The Scot ended a 76-year wait for a British male grand slam singles champion at the US Open in New York last September, proving to himself and all his doubters that he could win one of the sport's biggest prizes.
One of the first things coach Ivan Lendl told Murray after he lost last year's Wimbledon final to Roger Federer was that he would never again play a match under so much pressure.
The world number two begins his campaign to go one better against Germany's Benjamin Becker on Centre Court, and he told Press Association Sport: "There's definitely less pressure.
"I'd lost a few tough grand slam finals and it's nice to know I'll never have to worry about answering that question again. Of course there's always pressure but I put less on myself now.
"I'd love to win Wimbledon but so would every single player. Just because I'm from the UK it's still incredibly tough.
"I've got no more right than anyone else to win it but I've given myself the best preparation I can. Last year I played the best grass-court tennis of my career at Wimbledon.
"Every year it becomes a little bit more important for me. I've had some of my toughest losses here and some of my best wins."
Last year's Wimbledon final was the first instalment in a life-changing summer that also saw Murray win Olympic gold with victory over Federer on Centre Court.
And, although the Wimbledon match was the most high profile, it was the final in New York against Novak Djokovic that had Murray most anxious.
"I was definitely most nervous before the US Open final for whatever reason, but having had the experience of playing in a Wimbledon final definitely helped me for the Olympics," he said.
"The Olympics was different as well because if you lose the final you get a silver medal and people are happy with that, it's seen as an achievement. Whereas if you lose a grand slam final it's viewed that you've failed."
Murray has always been a man more prone to dwell on failure than success, but when tough moments arrive at SW19 this fortnight he will allow his mind to wander back to his golden summer.
"I don't think about it too much but it is important to know that you managed to achieve that," he said.
"If you're struggling in matches you need to remember, and I think other players do maybe find it tougher closing out matches against you."
Murray is one of seven British players in action on day one along with James Ward, Elena Baltacha, Anne Keothavong, Johanna Konta and, making their debuts, Kyle Edmund and Samantha Murray.
Murray will continue his support for the hospital treating his good friend Ross Hutchins, who is due to be in the Royal Box for the first day's play today.
Murray will have the name of the Royal Marsden Cancer Charity, where Davis Cup doubles player Hutchins underwent six months of chemotherapy treatment, on his Wimbledon kit.

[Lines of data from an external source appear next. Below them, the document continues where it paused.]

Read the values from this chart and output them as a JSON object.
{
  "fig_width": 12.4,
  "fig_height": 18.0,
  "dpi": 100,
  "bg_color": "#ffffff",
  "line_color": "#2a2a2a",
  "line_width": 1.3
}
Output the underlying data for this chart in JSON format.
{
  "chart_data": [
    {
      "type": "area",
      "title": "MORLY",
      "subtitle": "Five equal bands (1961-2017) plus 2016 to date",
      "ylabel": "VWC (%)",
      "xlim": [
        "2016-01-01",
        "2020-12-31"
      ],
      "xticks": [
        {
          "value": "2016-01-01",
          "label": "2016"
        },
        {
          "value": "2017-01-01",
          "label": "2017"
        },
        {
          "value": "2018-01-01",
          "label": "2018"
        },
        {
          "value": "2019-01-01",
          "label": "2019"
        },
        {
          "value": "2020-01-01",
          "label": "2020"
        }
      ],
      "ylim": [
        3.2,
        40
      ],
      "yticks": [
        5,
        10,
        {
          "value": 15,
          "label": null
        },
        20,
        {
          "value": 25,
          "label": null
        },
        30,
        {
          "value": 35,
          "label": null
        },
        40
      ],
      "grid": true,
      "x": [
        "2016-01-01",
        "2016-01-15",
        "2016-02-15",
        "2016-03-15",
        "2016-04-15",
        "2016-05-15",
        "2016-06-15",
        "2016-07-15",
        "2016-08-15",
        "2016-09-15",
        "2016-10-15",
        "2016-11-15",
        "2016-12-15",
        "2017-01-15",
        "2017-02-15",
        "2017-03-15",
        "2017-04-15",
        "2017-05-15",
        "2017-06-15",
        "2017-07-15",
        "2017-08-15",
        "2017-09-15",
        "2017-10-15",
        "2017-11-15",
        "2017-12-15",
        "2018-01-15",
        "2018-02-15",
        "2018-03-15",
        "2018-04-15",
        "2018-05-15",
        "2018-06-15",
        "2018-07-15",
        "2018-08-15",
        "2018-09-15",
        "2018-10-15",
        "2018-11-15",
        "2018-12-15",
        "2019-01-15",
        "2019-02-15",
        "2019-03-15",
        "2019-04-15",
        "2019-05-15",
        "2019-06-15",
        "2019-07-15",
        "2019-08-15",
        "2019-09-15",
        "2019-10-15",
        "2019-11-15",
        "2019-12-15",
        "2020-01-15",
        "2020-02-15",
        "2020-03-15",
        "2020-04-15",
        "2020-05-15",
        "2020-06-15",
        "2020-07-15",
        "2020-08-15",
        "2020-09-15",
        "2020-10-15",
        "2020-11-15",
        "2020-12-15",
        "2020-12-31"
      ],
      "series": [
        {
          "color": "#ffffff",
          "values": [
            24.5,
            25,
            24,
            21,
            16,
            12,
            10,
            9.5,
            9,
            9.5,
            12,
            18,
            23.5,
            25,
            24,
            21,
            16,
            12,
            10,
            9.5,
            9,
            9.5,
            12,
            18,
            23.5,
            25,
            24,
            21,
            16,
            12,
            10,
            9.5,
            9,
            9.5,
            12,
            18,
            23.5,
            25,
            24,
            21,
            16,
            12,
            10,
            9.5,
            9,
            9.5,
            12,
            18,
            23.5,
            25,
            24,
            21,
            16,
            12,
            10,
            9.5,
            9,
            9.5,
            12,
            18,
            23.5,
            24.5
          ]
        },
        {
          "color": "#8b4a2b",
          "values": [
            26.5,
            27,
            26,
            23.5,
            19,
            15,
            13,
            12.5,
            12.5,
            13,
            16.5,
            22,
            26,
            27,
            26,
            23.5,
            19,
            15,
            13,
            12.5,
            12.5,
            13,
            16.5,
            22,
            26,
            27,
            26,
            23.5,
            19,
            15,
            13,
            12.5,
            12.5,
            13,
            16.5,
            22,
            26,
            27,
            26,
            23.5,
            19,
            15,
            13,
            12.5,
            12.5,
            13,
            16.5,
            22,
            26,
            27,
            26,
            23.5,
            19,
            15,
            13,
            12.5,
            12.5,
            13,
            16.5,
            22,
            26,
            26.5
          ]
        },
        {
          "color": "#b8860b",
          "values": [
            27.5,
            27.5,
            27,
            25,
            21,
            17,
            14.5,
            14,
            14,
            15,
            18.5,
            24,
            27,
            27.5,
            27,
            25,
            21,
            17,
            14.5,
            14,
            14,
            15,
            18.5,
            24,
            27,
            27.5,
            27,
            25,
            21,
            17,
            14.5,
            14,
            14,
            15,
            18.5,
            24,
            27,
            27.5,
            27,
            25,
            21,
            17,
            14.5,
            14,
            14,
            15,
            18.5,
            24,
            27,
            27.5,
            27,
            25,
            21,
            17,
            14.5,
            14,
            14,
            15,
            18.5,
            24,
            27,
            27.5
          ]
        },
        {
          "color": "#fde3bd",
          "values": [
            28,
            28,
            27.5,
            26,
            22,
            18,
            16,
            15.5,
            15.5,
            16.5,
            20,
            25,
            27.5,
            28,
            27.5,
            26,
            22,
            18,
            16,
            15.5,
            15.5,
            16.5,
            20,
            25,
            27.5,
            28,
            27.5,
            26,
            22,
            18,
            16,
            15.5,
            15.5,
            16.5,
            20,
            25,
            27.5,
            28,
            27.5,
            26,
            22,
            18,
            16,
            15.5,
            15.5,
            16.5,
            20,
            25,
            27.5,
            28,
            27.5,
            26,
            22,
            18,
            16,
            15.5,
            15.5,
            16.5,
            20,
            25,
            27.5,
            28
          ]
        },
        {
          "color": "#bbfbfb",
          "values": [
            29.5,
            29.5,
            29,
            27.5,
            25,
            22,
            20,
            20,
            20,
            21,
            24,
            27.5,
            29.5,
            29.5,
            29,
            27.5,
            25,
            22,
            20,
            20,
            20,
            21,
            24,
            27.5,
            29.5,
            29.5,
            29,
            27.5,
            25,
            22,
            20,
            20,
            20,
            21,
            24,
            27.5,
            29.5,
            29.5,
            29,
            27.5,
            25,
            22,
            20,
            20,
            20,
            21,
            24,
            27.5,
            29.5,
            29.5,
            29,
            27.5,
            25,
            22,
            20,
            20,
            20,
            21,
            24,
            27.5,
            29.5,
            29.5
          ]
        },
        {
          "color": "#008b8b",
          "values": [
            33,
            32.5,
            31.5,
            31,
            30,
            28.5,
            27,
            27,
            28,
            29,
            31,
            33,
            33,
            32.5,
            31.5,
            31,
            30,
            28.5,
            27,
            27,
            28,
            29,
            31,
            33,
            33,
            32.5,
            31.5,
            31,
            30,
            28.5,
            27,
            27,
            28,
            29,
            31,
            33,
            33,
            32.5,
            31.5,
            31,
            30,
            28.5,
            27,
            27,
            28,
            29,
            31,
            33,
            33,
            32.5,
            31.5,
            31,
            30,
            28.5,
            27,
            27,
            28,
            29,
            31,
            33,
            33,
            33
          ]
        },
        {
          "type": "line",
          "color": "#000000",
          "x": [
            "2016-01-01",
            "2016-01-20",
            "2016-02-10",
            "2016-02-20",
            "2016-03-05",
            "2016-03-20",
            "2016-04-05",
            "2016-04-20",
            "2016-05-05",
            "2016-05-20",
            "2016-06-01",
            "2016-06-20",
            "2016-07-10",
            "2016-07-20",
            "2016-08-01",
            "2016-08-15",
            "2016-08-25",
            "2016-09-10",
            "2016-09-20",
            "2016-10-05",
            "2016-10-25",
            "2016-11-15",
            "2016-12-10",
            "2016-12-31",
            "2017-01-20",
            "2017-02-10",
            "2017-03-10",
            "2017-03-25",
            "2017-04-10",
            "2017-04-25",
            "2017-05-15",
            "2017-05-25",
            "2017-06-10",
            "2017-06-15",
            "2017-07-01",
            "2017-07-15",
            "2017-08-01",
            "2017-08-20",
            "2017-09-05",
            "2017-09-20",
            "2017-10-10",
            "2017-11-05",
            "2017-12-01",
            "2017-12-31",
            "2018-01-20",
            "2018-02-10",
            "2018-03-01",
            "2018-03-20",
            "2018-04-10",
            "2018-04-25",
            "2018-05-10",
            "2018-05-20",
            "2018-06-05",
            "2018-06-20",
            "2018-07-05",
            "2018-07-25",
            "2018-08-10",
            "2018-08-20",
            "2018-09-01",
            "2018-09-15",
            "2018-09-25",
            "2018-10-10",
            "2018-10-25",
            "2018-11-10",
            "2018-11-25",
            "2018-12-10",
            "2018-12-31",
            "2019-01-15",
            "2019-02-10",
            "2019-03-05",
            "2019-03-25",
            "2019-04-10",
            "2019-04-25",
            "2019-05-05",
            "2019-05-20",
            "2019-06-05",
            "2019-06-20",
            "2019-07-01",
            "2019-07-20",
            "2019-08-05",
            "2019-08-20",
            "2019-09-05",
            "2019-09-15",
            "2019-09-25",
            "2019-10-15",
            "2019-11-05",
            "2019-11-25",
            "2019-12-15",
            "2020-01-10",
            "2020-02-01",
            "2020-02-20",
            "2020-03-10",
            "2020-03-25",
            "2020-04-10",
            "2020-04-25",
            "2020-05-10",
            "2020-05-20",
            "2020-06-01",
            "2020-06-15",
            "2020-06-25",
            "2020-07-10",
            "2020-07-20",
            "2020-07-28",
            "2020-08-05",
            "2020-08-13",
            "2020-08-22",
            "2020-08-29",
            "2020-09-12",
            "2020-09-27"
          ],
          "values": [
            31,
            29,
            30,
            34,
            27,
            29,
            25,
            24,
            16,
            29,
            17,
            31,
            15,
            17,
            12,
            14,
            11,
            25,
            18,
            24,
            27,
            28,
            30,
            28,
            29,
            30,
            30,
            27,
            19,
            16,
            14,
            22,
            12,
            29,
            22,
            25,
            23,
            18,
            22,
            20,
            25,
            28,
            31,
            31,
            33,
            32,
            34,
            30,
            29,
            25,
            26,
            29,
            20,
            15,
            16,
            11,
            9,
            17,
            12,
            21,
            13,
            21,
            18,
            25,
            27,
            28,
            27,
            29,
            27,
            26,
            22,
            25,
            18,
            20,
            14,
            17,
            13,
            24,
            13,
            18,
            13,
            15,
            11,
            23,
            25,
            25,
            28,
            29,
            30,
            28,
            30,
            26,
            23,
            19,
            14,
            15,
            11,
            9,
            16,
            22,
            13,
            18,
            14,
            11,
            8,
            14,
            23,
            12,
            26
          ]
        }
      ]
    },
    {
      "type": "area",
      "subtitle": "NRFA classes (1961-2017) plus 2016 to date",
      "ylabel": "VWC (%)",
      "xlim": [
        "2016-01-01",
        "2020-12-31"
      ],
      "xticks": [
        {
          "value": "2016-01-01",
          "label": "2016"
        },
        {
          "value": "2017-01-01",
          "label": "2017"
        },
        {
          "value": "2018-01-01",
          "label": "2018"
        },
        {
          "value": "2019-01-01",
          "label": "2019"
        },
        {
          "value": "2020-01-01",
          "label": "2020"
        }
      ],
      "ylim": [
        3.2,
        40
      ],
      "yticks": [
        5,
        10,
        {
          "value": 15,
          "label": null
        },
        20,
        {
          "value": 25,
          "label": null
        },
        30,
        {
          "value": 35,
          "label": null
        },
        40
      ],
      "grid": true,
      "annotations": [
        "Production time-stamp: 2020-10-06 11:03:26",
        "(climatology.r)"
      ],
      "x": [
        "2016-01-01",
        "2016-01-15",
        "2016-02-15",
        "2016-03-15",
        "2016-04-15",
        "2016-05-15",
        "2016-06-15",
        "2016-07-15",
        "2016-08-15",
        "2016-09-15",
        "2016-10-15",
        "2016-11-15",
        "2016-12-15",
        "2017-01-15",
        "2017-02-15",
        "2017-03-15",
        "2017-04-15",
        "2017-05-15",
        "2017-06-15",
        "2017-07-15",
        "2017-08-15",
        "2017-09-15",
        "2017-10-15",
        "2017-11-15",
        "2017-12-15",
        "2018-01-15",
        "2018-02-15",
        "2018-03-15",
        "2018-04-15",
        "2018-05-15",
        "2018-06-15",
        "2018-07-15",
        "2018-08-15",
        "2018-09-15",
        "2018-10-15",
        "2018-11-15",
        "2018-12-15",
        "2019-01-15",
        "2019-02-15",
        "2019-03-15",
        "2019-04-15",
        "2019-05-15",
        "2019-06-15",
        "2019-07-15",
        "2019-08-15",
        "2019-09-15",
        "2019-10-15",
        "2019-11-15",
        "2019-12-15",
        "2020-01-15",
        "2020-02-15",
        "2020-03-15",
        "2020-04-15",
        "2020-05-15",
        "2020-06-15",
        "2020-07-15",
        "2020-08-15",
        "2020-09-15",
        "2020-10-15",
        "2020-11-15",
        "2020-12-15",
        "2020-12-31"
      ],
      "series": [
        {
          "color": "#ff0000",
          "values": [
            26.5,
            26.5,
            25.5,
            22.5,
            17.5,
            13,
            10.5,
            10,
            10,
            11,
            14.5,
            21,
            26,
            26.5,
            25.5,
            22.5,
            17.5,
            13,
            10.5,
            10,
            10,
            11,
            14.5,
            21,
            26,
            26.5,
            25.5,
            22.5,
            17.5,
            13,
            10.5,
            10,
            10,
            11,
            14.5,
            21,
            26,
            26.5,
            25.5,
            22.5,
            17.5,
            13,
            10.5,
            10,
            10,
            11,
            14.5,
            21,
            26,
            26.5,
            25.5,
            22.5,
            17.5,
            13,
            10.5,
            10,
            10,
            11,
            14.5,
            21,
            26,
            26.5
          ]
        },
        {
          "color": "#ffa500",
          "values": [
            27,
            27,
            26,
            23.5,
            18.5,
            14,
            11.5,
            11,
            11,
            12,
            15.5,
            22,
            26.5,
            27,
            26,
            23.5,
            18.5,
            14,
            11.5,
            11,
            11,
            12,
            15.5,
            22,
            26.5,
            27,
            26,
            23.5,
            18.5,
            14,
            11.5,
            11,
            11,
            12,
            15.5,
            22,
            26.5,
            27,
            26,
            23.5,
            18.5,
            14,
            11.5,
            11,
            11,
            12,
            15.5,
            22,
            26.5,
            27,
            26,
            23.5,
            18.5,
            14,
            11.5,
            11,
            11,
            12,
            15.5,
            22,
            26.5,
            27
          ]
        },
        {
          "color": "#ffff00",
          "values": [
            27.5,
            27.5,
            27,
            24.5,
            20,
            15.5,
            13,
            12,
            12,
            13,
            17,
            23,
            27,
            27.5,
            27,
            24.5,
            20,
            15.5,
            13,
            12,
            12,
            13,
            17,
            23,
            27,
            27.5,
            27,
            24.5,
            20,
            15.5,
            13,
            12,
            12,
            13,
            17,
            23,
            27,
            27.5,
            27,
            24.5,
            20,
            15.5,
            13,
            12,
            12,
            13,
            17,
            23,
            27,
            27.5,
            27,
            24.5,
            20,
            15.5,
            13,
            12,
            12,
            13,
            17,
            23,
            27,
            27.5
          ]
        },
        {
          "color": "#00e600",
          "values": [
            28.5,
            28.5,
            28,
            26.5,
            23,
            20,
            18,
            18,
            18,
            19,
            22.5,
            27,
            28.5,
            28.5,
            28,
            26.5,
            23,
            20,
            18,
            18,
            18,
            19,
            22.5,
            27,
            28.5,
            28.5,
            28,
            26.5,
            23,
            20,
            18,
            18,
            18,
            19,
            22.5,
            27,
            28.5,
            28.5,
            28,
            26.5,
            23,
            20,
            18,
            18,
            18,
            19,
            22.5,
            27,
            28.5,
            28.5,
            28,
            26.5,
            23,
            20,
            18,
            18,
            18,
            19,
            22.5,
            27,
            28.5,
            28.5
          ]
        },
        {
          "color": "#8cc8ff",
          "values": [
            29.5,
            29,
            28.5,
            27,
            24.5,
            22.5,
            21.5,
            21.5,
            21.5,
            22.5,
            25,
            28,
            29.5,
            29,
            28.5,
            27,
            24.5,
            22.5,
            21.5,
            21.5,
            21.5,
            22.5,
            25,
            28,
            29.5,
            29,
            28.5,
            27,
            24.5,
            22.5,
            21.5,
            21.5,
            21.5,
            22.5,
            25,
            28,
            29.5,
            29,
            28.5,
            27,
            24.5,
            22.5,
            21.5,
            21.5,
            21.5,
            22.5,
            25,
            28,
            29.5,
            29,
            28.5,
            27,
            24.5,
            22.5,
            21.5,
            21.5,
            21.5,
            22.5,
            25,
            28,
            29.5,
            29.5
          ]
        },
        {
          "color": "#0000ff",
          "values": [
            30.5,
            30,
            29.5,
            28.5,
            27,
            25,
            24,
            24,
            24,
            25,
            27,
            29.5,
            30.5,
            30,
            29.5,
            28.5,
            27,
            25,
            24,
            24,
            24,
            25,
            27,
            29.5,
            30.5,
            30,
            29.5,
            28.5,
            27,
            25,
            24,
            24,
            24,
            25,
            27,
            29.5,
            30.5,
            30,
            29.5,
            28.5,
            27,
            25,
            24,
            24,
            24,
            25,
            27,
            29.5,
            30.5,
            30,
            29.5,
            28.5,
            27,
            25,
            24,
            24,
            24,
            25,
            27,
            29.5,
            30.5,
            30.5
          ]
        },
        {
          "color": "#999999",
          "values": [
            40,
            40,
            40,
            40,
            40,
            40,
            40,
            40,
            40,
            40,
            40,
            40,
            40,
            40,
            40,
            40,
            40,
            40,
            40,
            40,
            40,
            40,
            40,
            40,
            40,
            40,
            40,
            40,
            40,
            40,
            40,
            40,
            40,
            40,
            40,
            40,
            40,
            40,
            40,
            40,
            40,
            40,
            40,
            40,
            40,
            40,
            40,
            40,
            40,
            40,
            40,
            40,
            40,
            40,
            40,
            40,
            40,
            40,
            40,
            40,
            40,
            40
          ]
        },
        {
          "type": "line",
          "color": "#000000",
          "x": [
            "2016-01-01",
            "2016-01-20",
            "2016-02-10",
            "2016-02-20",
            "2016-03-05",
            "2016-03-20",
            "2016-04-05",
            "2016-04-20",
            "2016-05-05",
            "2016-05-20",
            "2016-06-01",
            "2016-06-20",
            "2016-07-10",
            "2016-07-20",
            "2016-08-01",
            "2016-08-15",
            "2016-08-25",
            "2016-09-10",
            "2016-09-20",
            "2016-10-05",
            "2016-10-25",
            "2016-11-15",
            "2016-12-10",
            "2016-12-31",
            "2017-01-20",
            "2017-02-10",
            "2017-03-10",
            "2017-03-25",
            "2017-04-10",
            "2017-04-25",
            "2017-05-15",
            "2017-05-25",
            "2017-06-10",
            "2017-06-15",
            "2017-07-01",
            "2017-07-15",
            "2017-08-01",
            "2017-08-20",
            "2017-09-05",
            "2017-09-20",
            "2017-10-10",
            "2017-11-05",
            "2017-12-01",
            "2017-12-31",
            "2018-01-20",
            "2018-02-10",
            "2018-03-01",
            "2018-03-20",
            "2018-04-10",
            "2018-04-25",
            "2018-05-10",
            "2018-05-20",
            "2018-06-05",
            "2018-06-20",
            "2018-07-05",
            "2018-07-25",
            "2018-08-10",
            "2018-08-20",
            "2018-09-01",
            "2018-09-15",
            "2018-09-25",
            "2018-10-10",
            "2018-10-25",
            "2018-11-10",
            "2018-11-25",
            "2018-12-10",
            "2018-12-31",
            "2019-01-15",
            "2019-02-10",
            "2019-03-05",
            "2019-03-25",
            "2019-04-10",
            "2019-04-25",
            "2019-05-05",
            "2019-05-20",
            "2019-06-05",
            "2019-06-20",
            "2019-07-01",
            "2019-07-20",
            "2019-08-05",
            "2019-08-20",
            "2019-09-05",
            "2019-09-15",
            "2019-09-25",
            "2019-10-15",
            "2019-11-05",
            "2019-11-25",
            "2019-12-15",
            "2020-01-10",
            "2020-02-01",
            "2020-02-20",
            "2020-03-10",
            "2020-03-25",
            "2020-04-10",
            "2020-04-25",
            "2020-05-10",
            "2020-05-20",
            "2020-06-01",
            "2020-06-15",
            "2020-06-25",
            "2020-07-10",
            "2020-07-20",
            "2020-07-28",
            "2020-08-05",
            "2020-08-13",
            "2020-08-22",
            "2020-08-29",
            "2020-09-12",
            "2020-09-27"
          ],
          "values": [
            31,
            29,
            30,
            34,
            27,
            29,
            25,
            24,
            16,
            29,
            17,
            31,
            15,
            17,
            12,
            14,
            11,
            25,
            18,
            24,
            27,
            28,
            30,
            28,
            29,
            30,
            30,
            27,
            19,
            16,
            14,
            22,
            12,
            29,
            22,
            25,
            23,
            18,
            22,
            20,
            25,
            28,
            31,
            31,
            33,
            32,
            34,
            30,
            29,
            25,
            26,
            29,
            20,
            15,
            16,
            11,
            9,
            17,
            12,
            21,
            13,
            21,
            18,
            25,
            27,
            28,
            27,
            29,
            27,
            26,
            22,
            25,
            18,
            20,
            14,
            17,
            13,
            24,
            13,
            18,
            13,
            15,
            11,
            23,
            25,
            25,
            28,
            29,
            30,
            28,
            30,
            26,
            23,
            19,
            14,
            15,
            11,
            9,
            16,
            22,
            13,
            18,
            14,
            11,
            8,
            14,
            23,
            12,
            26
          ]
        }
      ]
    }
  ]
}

Murray donated his £73,000 winnings from his third title at Queen's Club to the charity and was also the central figure in the Rally Against Cancer exhibition event that followed the final.
The British number one said: "Ross has been so brave throughout his diagnosis and treatment for cancer, and I want to support him, and the hospital which has been treating him, as much as I can.
"Last Sunday was a great day for so many reasons, winning the title then taking part in Rally Against Cancer, which has raised an amazing £250,000 so far.
"After Rally, the natural progression was Wimbledon, and the sleeve patch is just a small way I can show my support for Ross and the Royal Marsden and continue to raise awareness."